16 Feb - 19 Mar 2021
Overview

The African does not travel through time: time travels through the African, much like a river in which we each stand facing downstream. The water immediately surrounding us is the present, joining history as it flows past. This—according to the philosopher John Mbitiis the African concept of time: "a long past, a present and virtually no future." This does not mean we have no future, but tells us that the future floats somewhere behind us. We cannot speed it up. There is no need to turn around and wade into it. It is inevitable and will flow in our direction. We can only focus on what has already happened and (more importantly) what is taking place today; the latter being the aspect of time over which we wield the most control.

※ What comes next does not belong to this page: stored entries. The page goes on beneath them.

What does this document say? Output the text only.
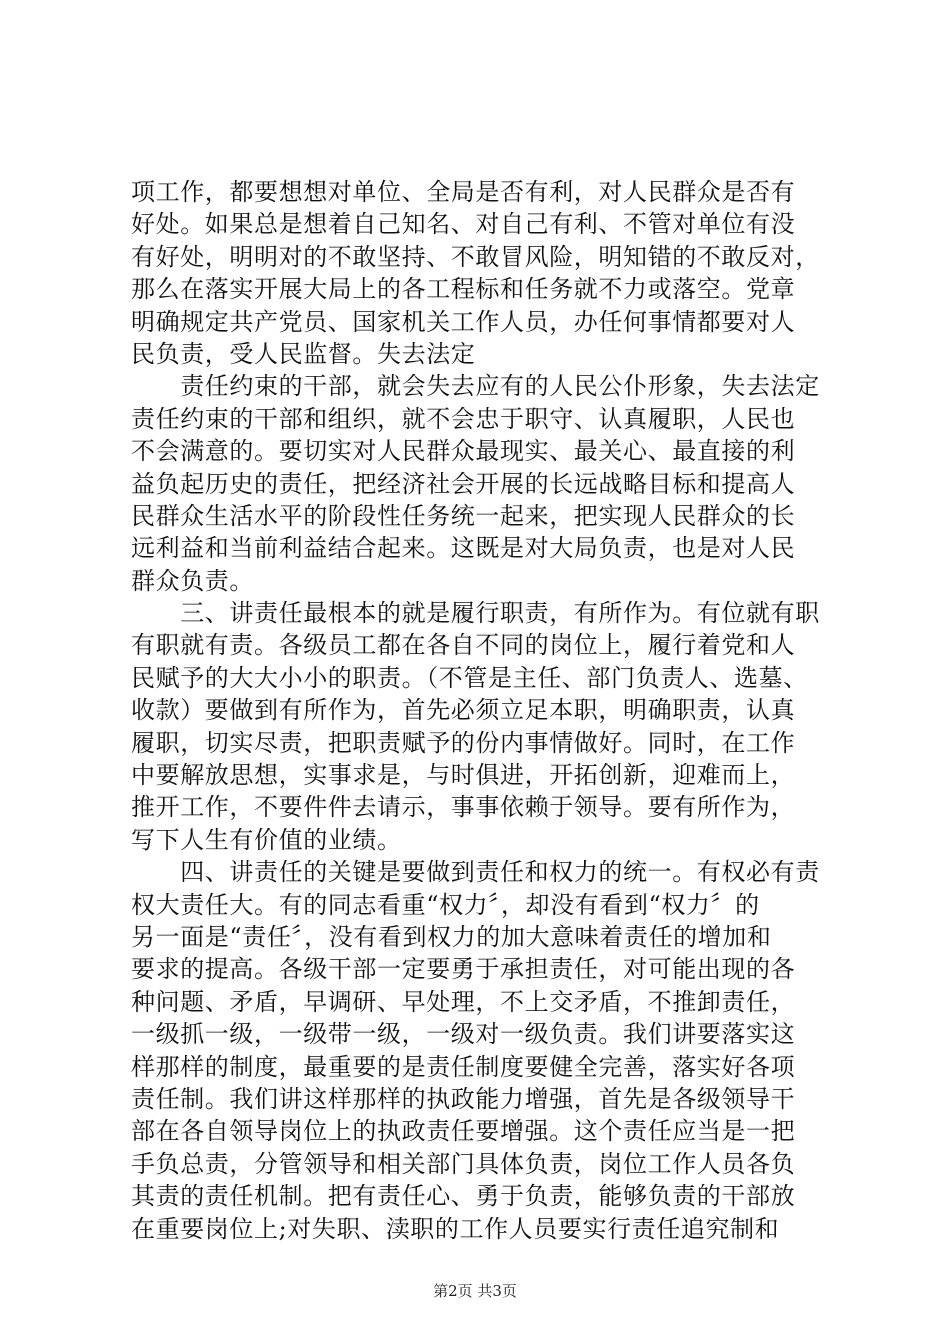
项工作，都要想想对单位、全局是否有利，对人民群众是否有
好处。如果总是想着自己知名、对自己有利、不管对单位有没
有好处，明明对的不敢坚持、不敢冒风险，明知错的不敢反对，
那么在落实开展大局上的各工程标和任务就不力或落空。党章
明确规定共产党员、国家机关工作人员，办任何事情都要对人
民负责，受人民监督。失去法定
　　责任约束的干部，就会失去应有的人民公仆形象，失去法定
责任约束的干部和组织，就不会忠于职守、认真履职，人民也
不会满意的。要切实对人民群众最现实、最关心、最直接的利
益负起历史的责任，把经济社会开展的长远战略目标和提高人
民群众生活水平的阶段性任务统一起来，把实现人民群众的长
远利益和当前利益结合起来。这既是对大局负责，也是对人民
群众负责。
　　三、讲责任最根本的就是履行职责，有所作为。有位就有职
有职就有责。各级员工都在各自不同的岗位上，履行着党和人
民赋予的大大小小的职责。（不管是主任、部门负责人、选墓、
收款）要做到有所作为，首先必须立足本职，明确职责，认真
履职，切实尽责，把职责赋予的份内事情做好。同时，在工作
中要解放思想，实事求是，与时俱进，开拓创新，迎难而上，
推开工作，不要件件去请示，事事依赖于领导。要有所作为，
写下人生有价值的业绩。
　　四、讲责任的关键是要做到责任和权力的统一。有权必有责
权大责任大。有的同志看重“权力〞，却没有看到“权力〞的
另一面是“责任〞，没有看到权力的加大意味着责任的增加和
要求的提高。各级干部一定要勇于承担责任，对可能出现的各
种问题、矛盾，早调研、早处理，不上交矛盾，不推卸责任，
一级抓一级，一级带一级，一级对一级负责。我们讲要落实这
样那样的制度，最重要的是责任制度要健全完善，落实好各项
责任制。我们讲这样那样的执政能力增强，首先是各级领导干
部在各自领导岗位上的执政责任要增强。这个责任应当是一把
手负总责，分管领导和相关部门具体负责，岗位工作人员各负
其责的责任机制。把有责任心、勇于负责，能够负责的干部放
在重要岗位上;对失职、渎职的工作人员要实行责任追究制和
第2页 共3页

Popularly known as Artsoul Kojo, Nana Danso Awuah-Asante is a self-taught Ghanaian contemporary artist whose work continues traditions of storytelling that evoke African visual symbolism, ultimately exploring how the human psyche processes the stranger aspects of our everyday lives, creating infinite new ways of looking at the world.

Showing from February 2021 at Gallery 1957, his installation The History of Ghana presents Ghana’s story from the perspective of what is yet to be; futures in which our present is the past and our decisions and actions today have either healed our collective self or doomed us all to repeat the past until we perfect it. Through an endless cast of characters and motifs, Artsoul Kojo explores how our collective future is dependent on the thoughts and actions of free individuals today who can either harness that responsibility or squander it.

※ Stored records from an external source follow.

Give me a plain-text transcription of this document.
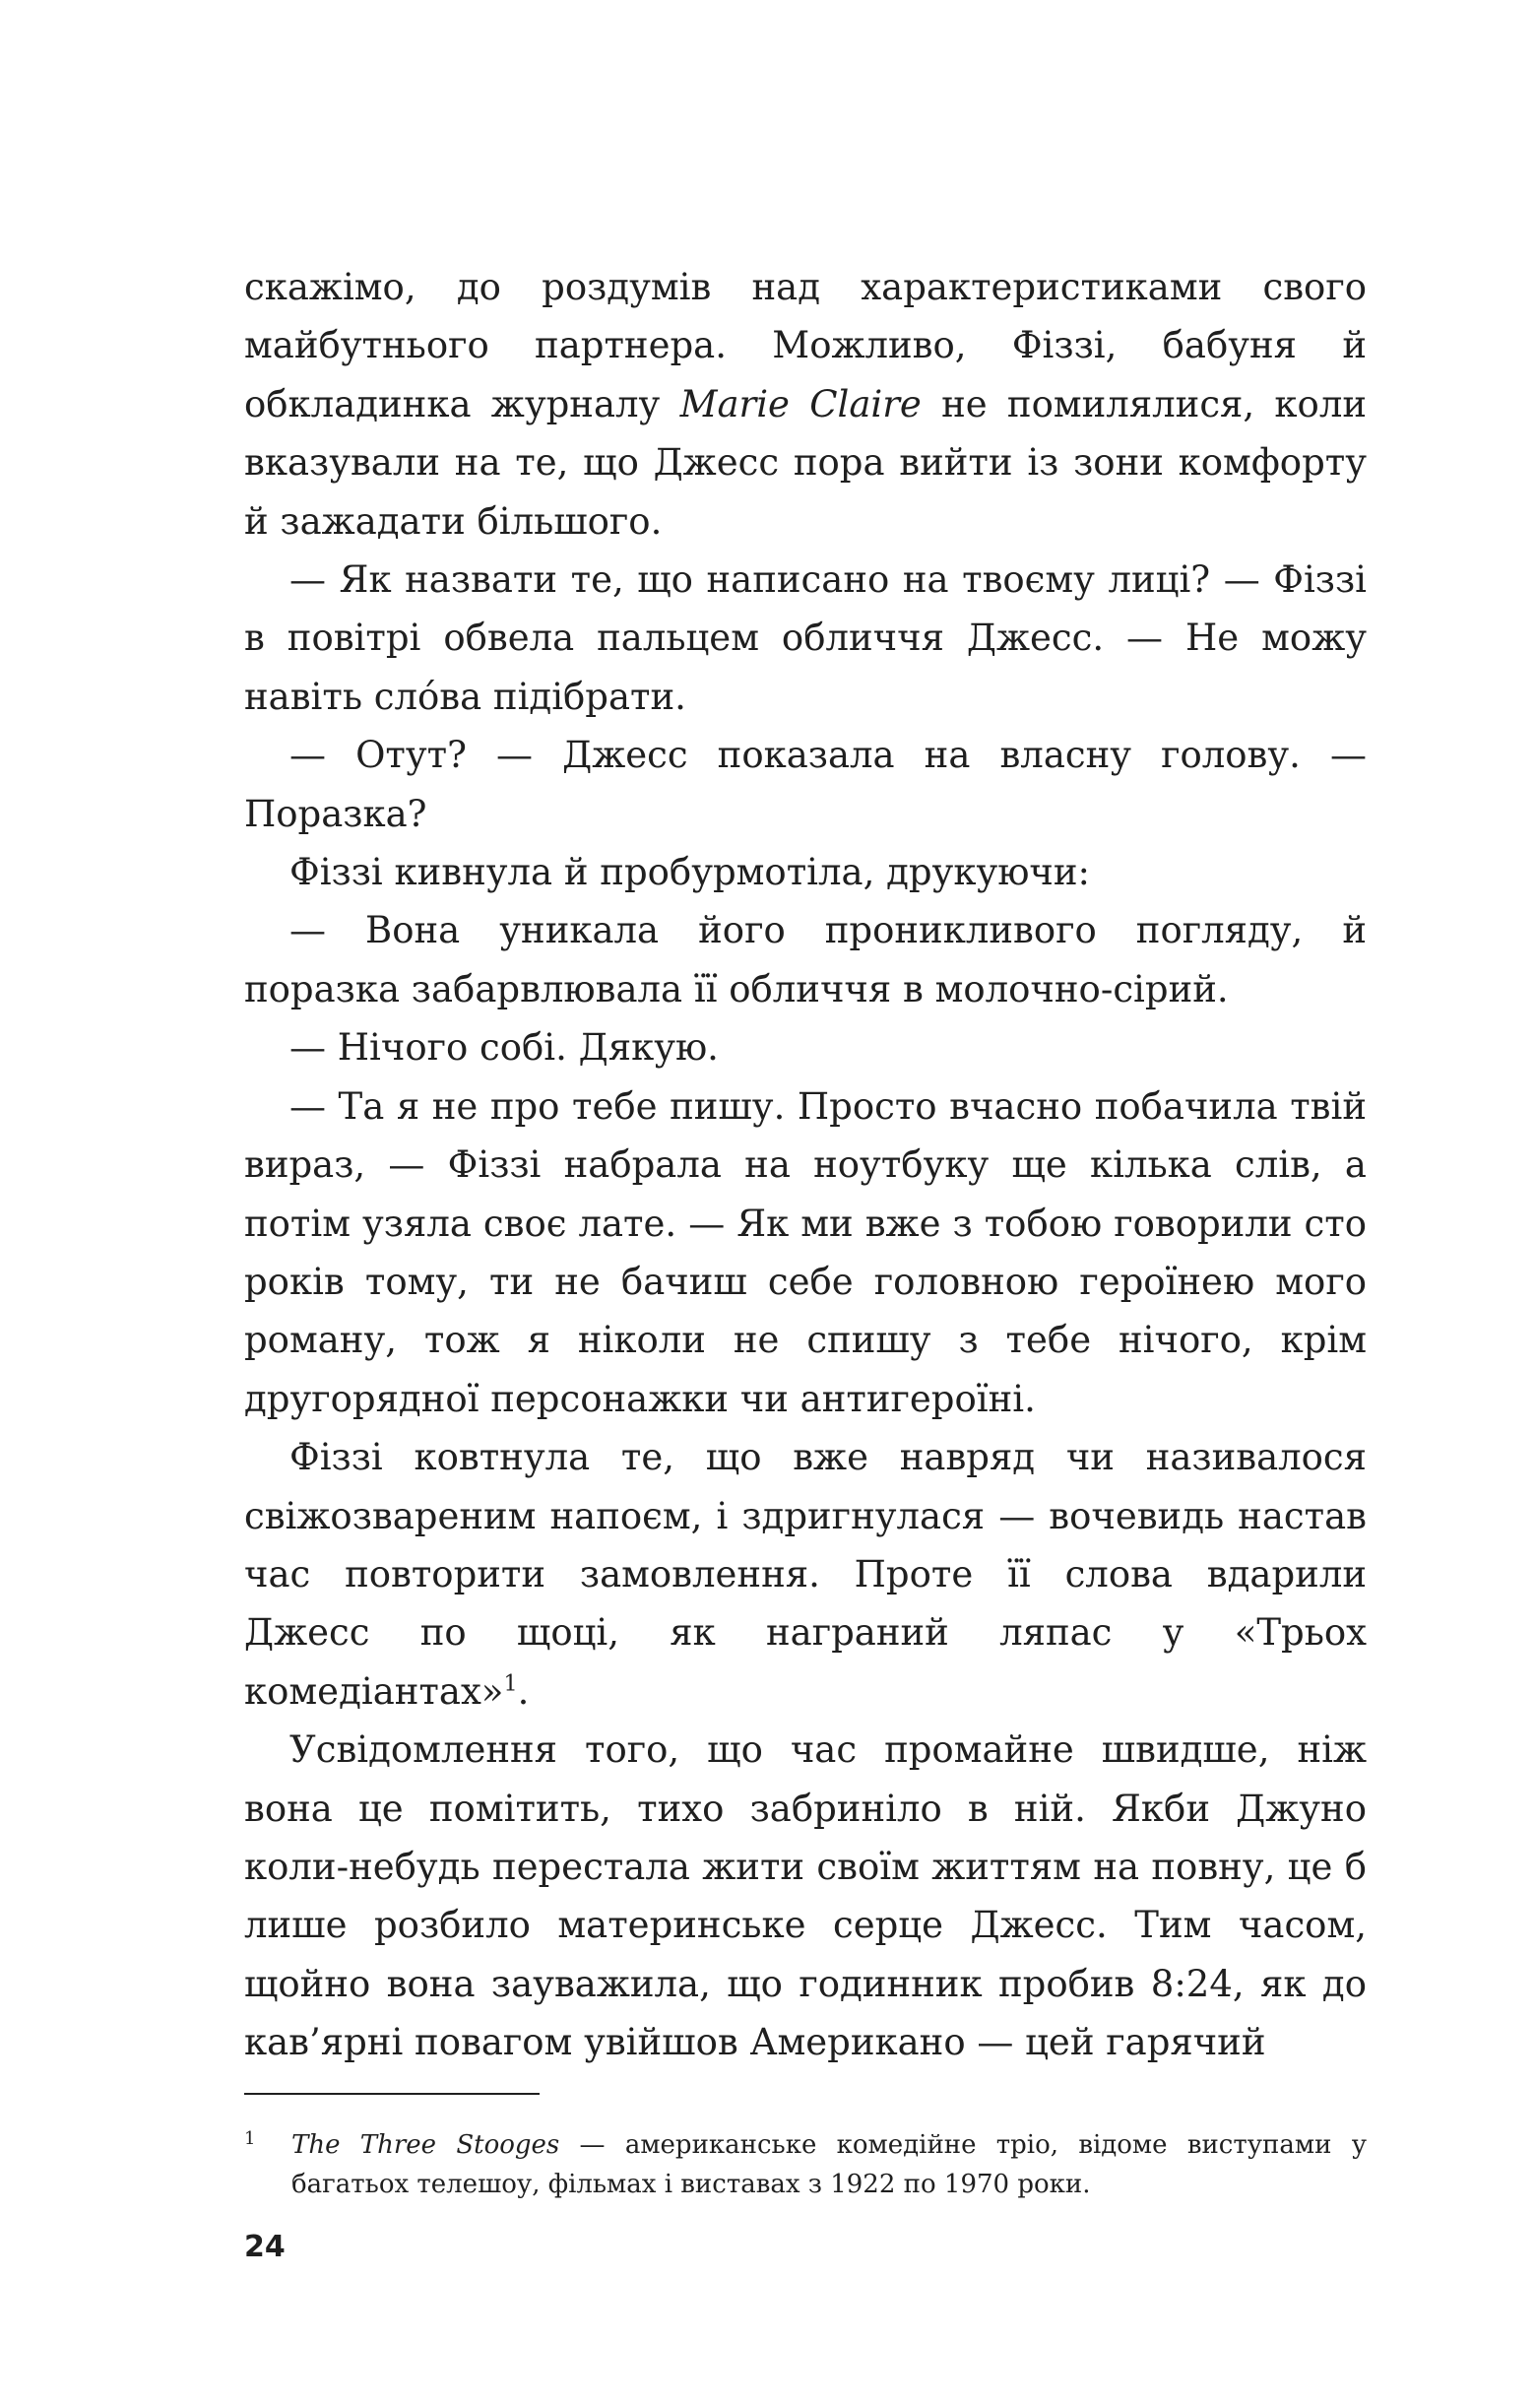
скажімо, до роздумів над характеристиками свого майбутнього партнера. Можливо, Фіззі, бабуня й обкладинка журналу Marie Claire не помилялися, коли вказували на те, що Джесс пора вийти із зони комфорту й зажадати більшого.

— Як назвати те, що написано на твоєму лиці? — Фіззі в повітрі обвела пальцем обличчя Джесс. — Не можу навіть сло́ва підібрати.

— Отут? — Джесс показала на власну голову. — Поразка?

Фіззі кивнула й пробурмотіла, друкуючи:

— Вона уникала його проникливого погляду, й поразка забарвлювала її обличчя в молочно-сірий.

— Нічого собі. Дякую.

— Та я не про тебе пишу. Просто вчасно побачила твій вираз, — Фіззі набрала на ноутбуку ще кілька слів, а потім узяла своє лате. — Як ми вже з тобою говорили сто років тому, ти не бачиш себе головною героїнею мого роману, тож я ніколи не спишу з тебе нічого, крім другорядної персонажки чи антигероїні.

Фіззі ковтнула те, що вже навряд чи називалося свіжозвареним напоєм, і здригнулася — вочевидь настав час повторити замовлення. Проте її слова вдарили Джесс по щоці, як награний ляпас у «Трьох комедіантах»$^1$.

Усвідомлення того, що час промайне швидше, ніж вона це помітить, тихо забриніло в ній. Якби Джуно коли-небудь перестала жити своїм життям на повну, це б лише розбило материнське серце Джесс. Тим часом, щойно вона зауважила, що годинник пробив 8:24, як до кав’ярні повагом увійшов Американо — цей гарячий

1 The Three Stooges — американське комедійне тріо, відоме виступами у багатьох телешоу, фільмах і виставах з 1922 по 1970 роки.
24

There is both a deep sadness and an anger that one experiences when one is cheated of one's history; history for which blood was shed, lives were lost and victories hard won. While researching this work, Artsoul Kojo was reminded that the history that he and his peers are taught is riddled with gaps. What little is left is tethered around colonial knowledge of far less relevance to African identity than the ancient knowledge it replaced. What remains of such ancient knowledge - around everything from wealth and migration to how we communicated and connected to the people, the planet, and the stars - has been stripped of context and left bare. 

The History of Ghana is an attempt to find information and share it from a place deep within. Artsoul Kojo takes his inspiration from the elders' use of symbols as vessels to carry complex history and transmit it through time to our descendants. The human imagination has a well-documented ability to latch onto symbols as means of manipulating the world. Artsoul Kojo infuses The History of Ghana with shapes and forms inspired as much by the familiar as he is by things borrowed from the unknown. It takes gifted storytellers to stretch our collective imagination, weaving new realities and alternative narratives out of their observations of society. Artsoul Kojo honours African storytellers with ‘theeyewitness’: a character that pervades much of his art; watching on with wonder, bearing witness and quietly questioning society in surreal landscapes inspired by national history.

Walking through a multidimensional mural, the audience will be surrounded by dreamlike paintings depicting pasts that that may look alien but feel familiar: visions of what it may yet mean to be Ghanaian when the Ghana we want is yet to drift through time towards us. Using the tapestry of time itself, ArtSoul Kojo invites us to commune not only with the ancestors but also with our descendants asking ourselves who we are, who we have been and who we may yet be.